俺は手にした剣を握り直すが、この美しい風景にどこか違和感を覚える。


「ここは『ゼルフィア』――異なる次元に存在する地だ。」

不意に頭上から声が響いた。見上げると、宙に浮かぶ老人の姿があった。長い白髪と金のローブをまとい、その手には奇妙な形をした杖を持っている。


「君たちが次元の試練を超え、ここにたどり着いた勇者か。」


「次元の試練…?つまり、ここはもう試験じゃないのか?」

俺が問いかけると、老人は微笑んでうなずいた。


「その通りだ。ここは君たちの世界とは異なる次元の一つ。ゼルフィアに到達した者には、この地を探索し、新たな力を得る資格が与えられる。」


「新たな力…?」

葵が半信半疑の声を漏らす。


「ゼルフィアは未知の可能性に満ちた地だ。ここで経験するすべてが、君たちをさらなる高みへと導くだろう。だが、警戒を怠るな。この地の住人や生物は、君たちの常識をはるかに超える力を持っている。」


老人が消えた後、俺たちはゼルフィアの大地を歩き始めた。
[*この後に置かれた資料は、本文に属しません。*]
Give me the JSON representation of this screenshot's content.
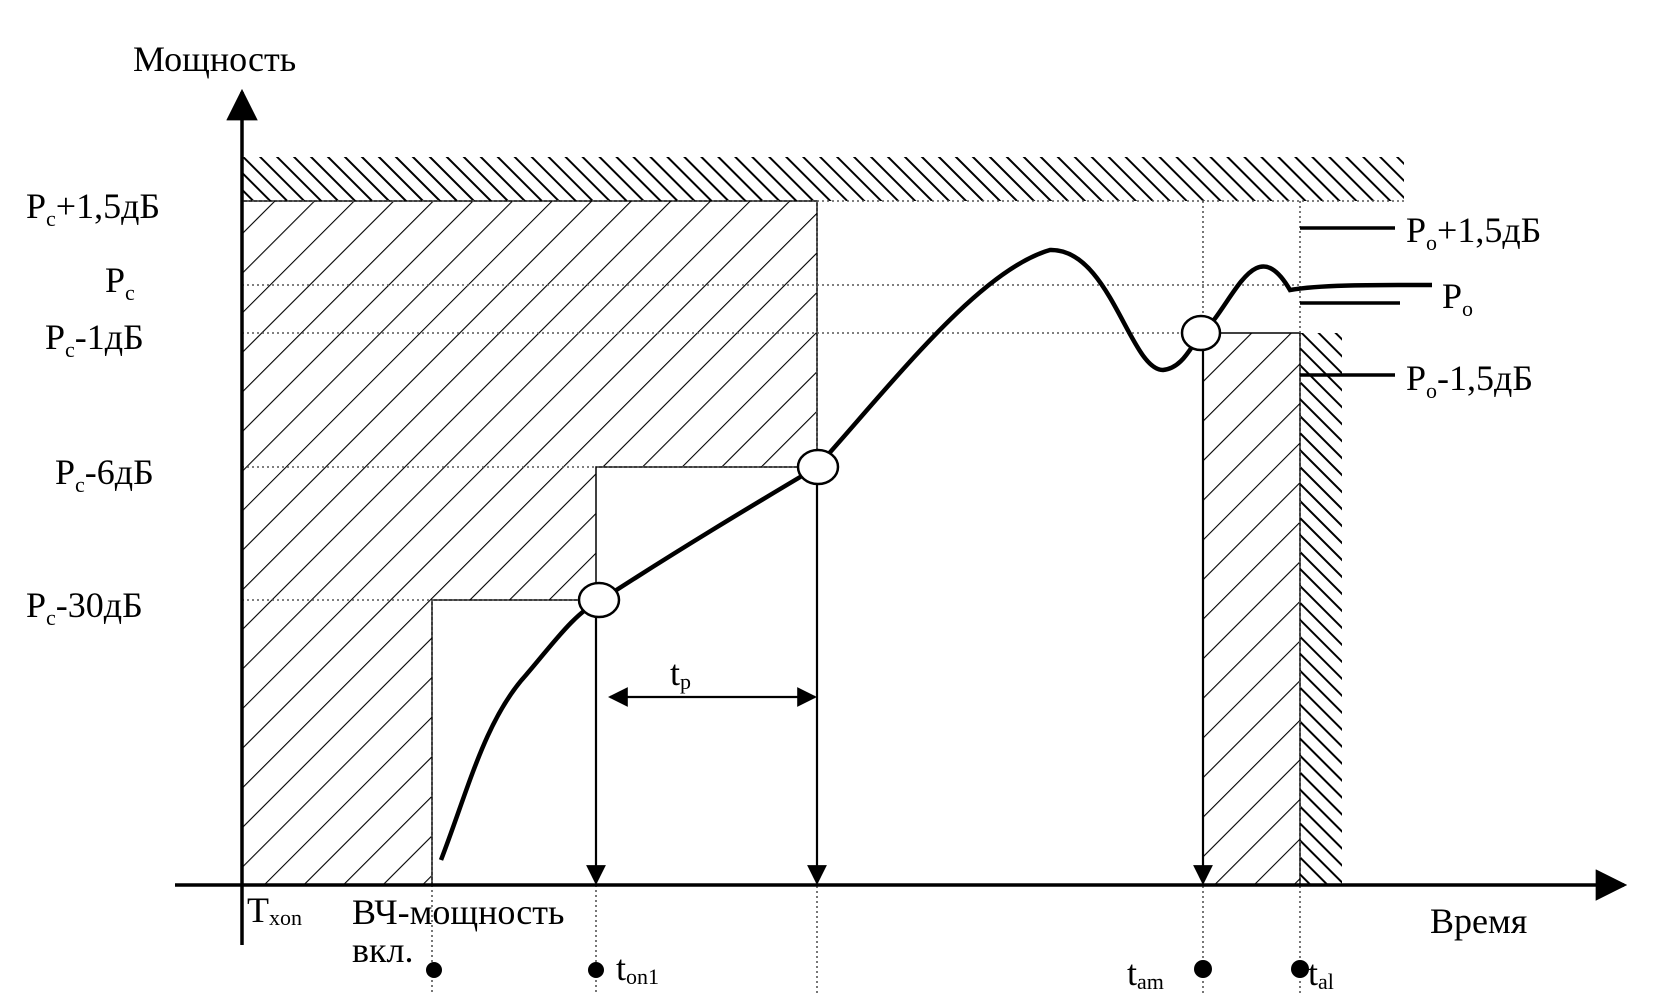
{
  "axes": {
    "y_title": "Мощность",
    "x_title": "Время"
  },
  "y_labels": {
    "pc_plus_1_5": {
      "main": "P",
      "sub": "c",
      "tail": "+1,5дБ"
    },
    "pc": {
      "main": "P",
      "sub": "c",
      "tail": ""
    },
    "pc_minus_1": {
      "main": "P",
      "sub": "c",
      "tail": "-1дБ"
    },
    "pc_minus_6": {
      "main": "P",
      "sub": "c",
      "tail": "-6дБ"
    },
    "pc_minus_30": {
      "main": "P",
      "sub": "c",
      "tail": "-30дБ"
    }
  },
  "right_labels": {
    "po_plus_1_5": {
      "main": "P",
      "sub": "o",
      "tail": "+1,5дБ"
    },
    "po": {
      "main": "P",
      "sub": "o",
      "tail": ""
    },
    "po_minus_1_5": {
      "main": "P",
      "sub": "o",
      "tail": "-1,5дБ"
    }
  },
  "time_labels": {
    "txon": {
      "main": "T",
      "sub": "xon"
    },
    "rf_power_on_line1": "ВЧ-мощность",
    "rf_power_on_line2": "вкл.",
    "ton1": {
      "main": "t",
      "sub": "on1"
    },
    "tam": {
      "main": "t",
      "sub": "am"
    },
    "tal": {
      "main": "t",
      "sub": "al"
    },
    "tp": {
      "main": "t",
      "sub": "p"
    }
  }
}
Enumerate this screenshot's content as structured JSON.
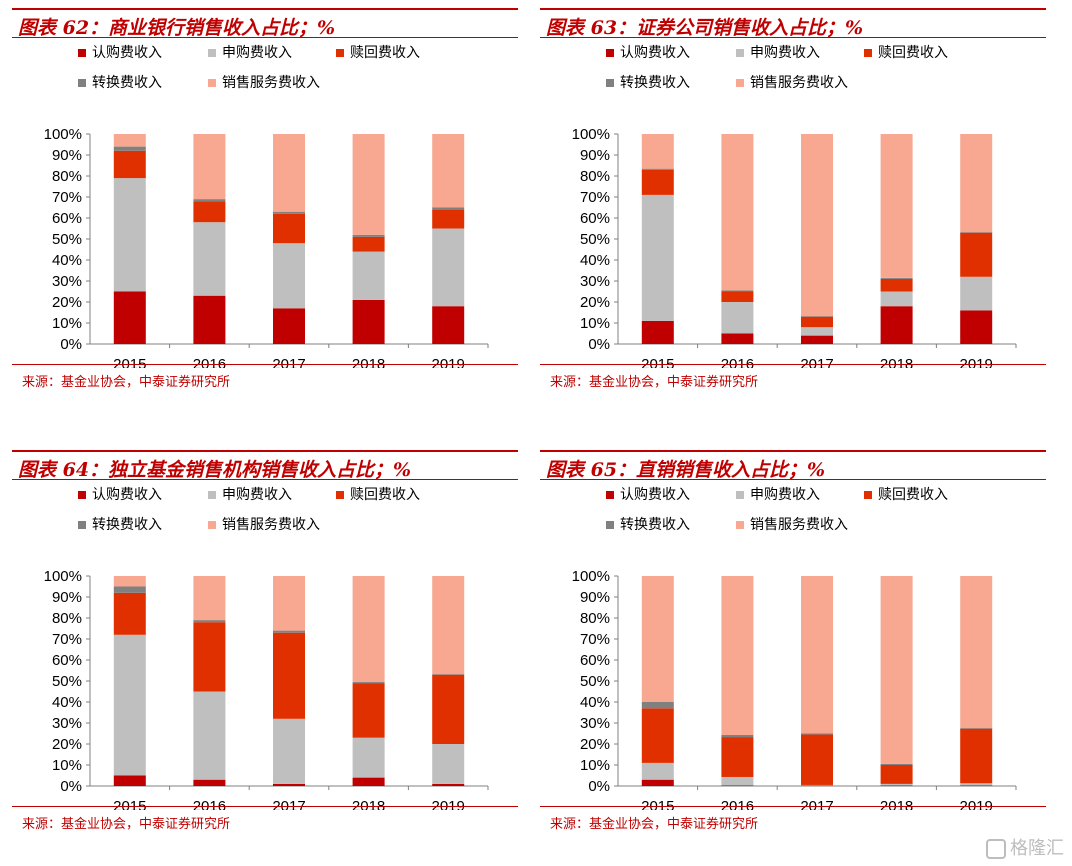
{
  "legend": [
    {
      "label": "认购费收入",
      "color": "#c00000"
    },
    {
      "label": "申购费收入",
      "color": "#bfbfbf"
    },
    {
      "label": "赎回费收入",
      "color": "#e03000"
    },
    {
      "label": "转换费收入",
      "color": "#808080"
    },
    {
      "label": "销售服务费收入",
      "color": "#f8a890"
    }
  ],
  "watermark": "格隆汇",
  "chart_data": [
    {
      "type": "bar",
      "stacked": true,
      "title": "图表 62：商业银行销售收入占比；%",
      "source": "来源：基金业协会，中泰证券研究所",
      "categories": [
        "2015",
        "2016",
        "2017",
        "2018",
        "2019"
      ],
      "ylim": [
        0,
        100
      ],
      "yticks": [
        "0%",
        "10%",
        "20%",
        "30%",
        "40%",
        "50%",
        "60%",
        "70%",
        "80%",
        "90%",
        "100%"
      ],
      "series": [
        {
          "name": "认购费收入",
          "values": [
            25,
            23,
            17,
            21,
            18
          ]
        },
        {
          "name": "申购费收入",
          "values": [
            54,
            35,
            31,
            23,
            37
          ]
        },
        {
          "name": "赎回费收入",
          "values": [
            13,
            10,
            14,
            7,
            9
          ]
        },
        {
          "name": "转换费收入",
          "values": [
            2,
            1,
            1,
            1,
            1
          ]
        },
        {
          "name": "销售服务费收入",
          "values": [
            6,
            31,
            37,
            48,
            35
          ]
        }
      ]
    },
    {
      "type": "bar",
      "stacked": true,
      "title": "图表 63：证券公司销售收入占比；%",
      "source": "来源：基金业协会，中泰证券研究所",
      "categories": [
        "2015",
        "2016",
        "2017",
        "2018",
        "2019"
      ],
      "ylim": [
        0,
        100
      ],
      "yticks": [
        "0%",
        "10%",
        "20%",
        "30%",
        "40%",
        "50%",
        "60%",
        "70%",
        "80%",
        "90%",
        "100%"
      ],
      "series": [
        {
          "name": "认购费收入",
          "values": [
            11,
            5,
            4,
            18,
            16
          ]
        },
        {
          "name": "申购费收入",
          "values": [
            60,
            15,
            4,
            7,
            16
          ]
        },
        {
          "name": "赎回费收入",
          "values": [
            12,
            5,
            5,
            6,
            21
          ]
        },
        {
          "name": "转换费收入",
          "values": [
            0.5,
            0.5,
            0.3,
            0.5,
            0.3
          ]
        },
        {
          "name": "销售服务费收入",
          "values": [
            16.5,
            74.5,
            86.7,
            68.5,
            46.7
          ]
        }
      ]
    },
    {
      "type": "bar",
      "stacked": true,
      "title": "图表 64：独立基金销售机构销售收入占比；%",
      "source": "来源：基金业协会，中泰证券研究所",
      "categories": [
        "2015",
        "2016",
        "2017",
        "2018",
        "2019"
      ],
      "ylim": [
        0,
        100
      ],
      "yticks": [
        "0%",
        "10%",
        "20%",
        "30%",
        "40%",
        "50%",
        "60%",
        "70%",
        "80%",
        "90%",
        "100%"
      ],
      "series": [
        {
          "name": "认购费收入",
          "values": [
            5,
            3,
            1,
            4,
            1
          ]
        },
        {
          "name": "申购费收入",
          "values": [
            67,
            42,
            31,
            19,
            19
          ]
        },
        {
          "name": "赎回费收入",
          "values": [
            20,
            33,
            41,
            26,
            33
          ]
        },
        {
          "name": "转换费收入",
          "values": [
            3,
            1,
            1,
            0.5,
            0.3
          ]
        },
        {
          "name": "销售服务费收入",
          "values": [
            5,
            21,
            26,
            50.5,
            46.7
          ]
        }
      ]
    },
    {
      "type": "bar",
      "stacked": true,
      "title": "图表 65：直销销售收入占比；%",
      "source": "来源：基金业协会，中泰证券研究所",
      "categories": [
        "2015",
        "2016",
        "2017",
        "2018",
        "2019"
      ],
      "ylim": [
        0,
        100
      ],
      "yticks": [
        "0%",
        "10%",
        "20%",
        "30%",
        "40%",
        "50%",
        "60%",
        "70%",
        "80%",
        "90%",
        "100%"
      ],
      "series": [
        {
          "name": "认购费收入",
          "values": [
            3,
            0.3,
            0.2,
            0.3,
            0.3
          ]
        },
        {
          "name": "申购费收入",
          "values": [
            8,
            4,
            0.3,
            0.7,
            1
          ]
        },
        {
          "name": "赎回费收入",
          "values": [
            26,
            19,
            24,
            9,
            26
          ]
        },
        {
          "name": "转换费收入",
          "values": [
            3,
            1,
            0.5,
            0.5,
            0.3
          ]
        },
        {
          "name": "销售服务费收入",
          "values": [
            60,
            75.7,
            75,
            89.5,
            72.4
          ]
        }
      ]
    }
  ]
}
見渡す限りの美しい風景だが、その中には確かに異質な気配が漂っていた。


しばらく進むと、森の中から何かが現れた。それは6本の腕を持ち、全身を黄金の甲殻で覆われた巨大な生物だった。


「来るぞ、葵!」

俺は剣を抜き、構える。その瞬間、敵は目にも止まらぬ速度でこちらに突進してきた。


「速い…!」

ギリギリでかわしながら剣を振るうが、その硬い甲殻は剣を跳ね返した。


「防御力が高すぎる…どうする?」

葵が魔法の杖を構えながら言う。しかし、通常の攻撃では歯が立たない。


「バグ技を使うしかない!」

俺は剣に意識を集中し、バグ技「霊火拡張」と「霧散」を同時に発動させる。剣に宿る霊火が霧と融合し、敵の動きを鈍らせると同時に炎が甲殻を溶かし始めた。


「今だ、葵!」

「了解!」

葵が霊火の魔法を重ね合わせ、敵の甲殻を完全に破壊する。内部が露出した瞬間、俺は剣を突き刺し、一撃で仕留めた。


「やっぱりこの世界、簡単にはいかせてくれないみたいだな…」

息を整えながら、俺は剣を収める。


「でも、この場所…何かワクワクするわね。」

葵が微笑みながら言う。その表情は疲れを感じさせないほど明るかった。


「そうだな。この世界で俺たちがどこまでやれるのか、試してみるのも悪くない。」


未知の大地「ゼルフィア」。この世界が何をもたらすのか、俺たちにはまだわからない。それでも、一歩踏み出す勇気だけは失わないと誓った。